The cathedral was designed by Wren after the Great Fire and built between 1675 and 1710; it opened the following year. The site is ancient hallowed ground, with four other cathedrals preceding Wren's English baroque masterpiece here, the first dating from 604.
The dome, the world's second-largest and weighing in at 59,000 tonnes, is famed is famed for sidestepping Luftwaffe incendiary bombs in the 'Second Great Fire of London' of December 1940, becoming an icon of London resilience during the Blitz. Outside the cathedral, to the north, a monument to the people of London is a simple and elegant memorial to the 32,000 Londoners killed.
Inside, some 30m above the main paved area, is the first of three domes (actually a dome inside a cone inside a dome) supported by eight huge columns. The walkway around its base, 257 steps up a staircase on the western side of the southern transept, is called the Whispering Gallery, because if you talk close to the wall, your words will carry to the opposite side, 32m away. A further 119 steps brings you to the Stone Gallery, 152 iron steps above which is the Golden Gallery at the very top, rewarded with unforgettable views of London. As part of its 300th anniversary celebrations in 2011, St Paul's underwent a £40-million renovation project that gave the church a deep clean. It's not looked this good since they cut the blue ribbon opening the place in 1711.
The crypt has memorials to up to 300 heroes and military demigods, including Wellington and Nelson, whose body lies directly below the dome. But the most poignant memorial is to Wren himself. On a simple slab bearing his name, part of a Latin inscription translates as: 'If you seek his memorial, look around you'. Also here is the Crypt Café and the excellent Restaurant at St Paul's.

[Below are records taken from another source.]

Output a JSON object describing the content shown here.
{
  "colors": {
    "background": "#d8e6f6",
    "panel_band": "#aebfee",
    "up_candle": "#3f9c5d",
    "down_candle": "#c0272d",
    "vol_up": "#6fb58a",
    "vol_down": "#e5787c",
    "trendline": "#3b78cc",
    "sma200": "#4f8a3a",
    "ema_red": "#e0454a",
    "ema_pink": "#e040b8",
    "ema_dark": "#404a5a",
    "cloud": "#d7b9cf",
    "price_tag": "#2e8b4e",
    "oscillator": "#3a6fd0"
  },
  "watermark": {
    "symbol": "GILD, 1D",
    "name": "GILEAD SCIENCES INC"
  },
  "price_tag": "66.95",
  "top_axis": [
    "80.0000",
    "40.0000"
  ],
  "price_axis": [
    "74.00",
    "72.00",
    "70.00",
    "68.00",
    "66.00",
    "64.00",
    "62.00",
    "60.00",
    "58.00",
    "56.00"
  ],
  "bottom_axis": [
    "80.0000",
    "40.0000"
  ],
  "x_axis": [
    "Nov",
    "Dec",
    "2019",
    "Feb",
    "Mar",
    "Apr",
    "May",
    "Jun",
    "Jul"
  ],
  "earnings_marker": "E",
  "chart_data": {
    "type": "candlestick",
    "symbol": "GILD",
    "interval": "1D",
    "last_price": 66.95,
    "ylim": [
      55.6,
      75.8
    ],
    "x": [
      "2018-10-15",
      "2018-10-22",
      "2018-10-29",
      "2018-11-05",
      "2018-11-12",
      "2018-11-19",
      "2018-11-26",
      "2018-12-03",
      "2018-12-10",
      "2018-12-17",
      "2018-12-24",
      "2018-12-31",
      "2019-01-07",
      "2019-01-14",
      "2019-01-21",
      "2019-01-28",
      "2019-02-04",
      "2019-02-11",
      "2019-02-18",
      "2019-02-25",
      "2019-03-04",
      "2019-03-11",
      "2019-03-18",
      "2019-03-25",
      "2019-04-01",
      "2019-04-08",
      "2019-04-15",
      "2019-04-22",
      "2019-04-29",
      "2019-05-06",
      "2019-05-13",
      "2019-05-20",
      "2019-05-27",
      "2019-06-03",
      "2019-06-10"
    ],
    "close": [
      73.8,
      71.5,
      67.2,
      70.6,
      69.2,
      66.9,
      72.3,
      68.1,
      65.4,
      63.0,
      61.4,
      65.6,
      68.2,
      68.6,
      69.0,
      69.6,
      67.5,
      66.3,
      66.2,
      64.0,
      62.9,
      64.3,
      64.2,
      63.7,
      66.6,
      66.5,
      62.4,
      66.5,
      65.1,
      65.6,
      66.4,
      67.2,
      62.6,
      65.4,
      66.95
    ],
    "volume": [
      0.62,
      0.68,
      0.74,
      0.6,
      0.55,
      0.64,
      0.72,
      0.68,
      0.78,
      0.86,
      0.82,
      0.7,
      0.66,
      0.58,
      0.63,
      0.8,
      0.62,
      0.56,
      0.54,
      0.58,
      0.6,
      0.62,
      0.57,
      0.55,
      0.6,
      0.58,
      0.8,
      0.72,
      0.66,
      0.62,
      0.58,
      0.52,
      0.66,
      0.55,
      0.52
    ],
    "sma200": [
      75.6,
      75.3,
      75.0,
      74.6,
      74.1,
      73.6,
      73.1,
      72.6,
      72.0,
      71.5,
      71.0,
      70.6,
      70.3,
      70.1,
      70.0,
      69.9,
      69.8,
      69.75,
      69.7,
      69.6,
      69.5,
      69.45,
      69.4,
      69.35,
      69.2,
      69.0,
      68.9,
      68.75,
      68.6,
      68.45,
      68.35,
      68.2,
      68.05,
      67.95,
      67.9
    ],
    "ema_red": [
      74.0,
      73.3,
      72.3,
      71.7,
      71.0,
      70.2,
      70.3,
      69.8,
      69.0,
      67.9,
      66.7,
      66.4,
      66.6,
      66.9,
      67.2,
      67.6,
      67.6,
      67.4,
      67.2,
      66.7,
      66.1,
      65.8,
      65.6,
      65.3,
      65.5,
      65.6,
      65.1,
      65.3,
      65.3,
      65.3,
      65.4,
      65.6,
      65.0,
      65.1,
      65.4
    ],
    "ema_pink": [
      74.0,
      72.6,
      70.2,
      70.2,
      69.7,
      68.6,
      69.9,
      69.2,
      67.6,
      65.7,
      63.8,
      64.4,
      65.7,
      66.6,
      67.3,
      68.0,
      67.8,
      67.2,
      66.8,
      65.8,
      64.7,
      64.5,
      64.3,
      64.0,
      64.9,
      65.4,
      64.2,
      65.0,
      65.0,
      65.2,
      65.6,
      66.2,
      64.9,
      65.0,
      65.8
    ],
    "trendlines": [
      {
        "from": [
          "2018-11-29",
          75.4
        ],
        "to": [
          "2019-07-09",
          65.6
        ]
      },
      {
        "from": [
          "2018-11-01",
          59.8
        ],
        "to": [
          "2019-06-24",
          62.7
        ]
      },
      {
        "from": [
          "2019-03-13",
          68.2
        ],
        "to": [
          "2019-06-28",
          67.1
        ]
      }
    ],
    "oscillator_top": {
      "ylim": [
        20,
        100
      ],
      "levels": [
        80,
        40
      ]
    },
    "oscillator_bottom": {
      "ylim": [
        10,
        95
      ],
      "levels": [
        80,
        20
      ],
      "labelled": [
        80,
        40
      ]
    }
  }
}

The Oculus in the former treasury projects four short films onto its walls (you'll need the iPad audio tour to hear the sound). If you're not up to climbing the dome, experience it here (audiovisually). Free audio tours lasting 1½ hours are available. Free 1½-hour guided tours leave the tour desk four times a day (10am, 11am, 1pm and 2pm); head to the desk just past the entrance to check times and book a place.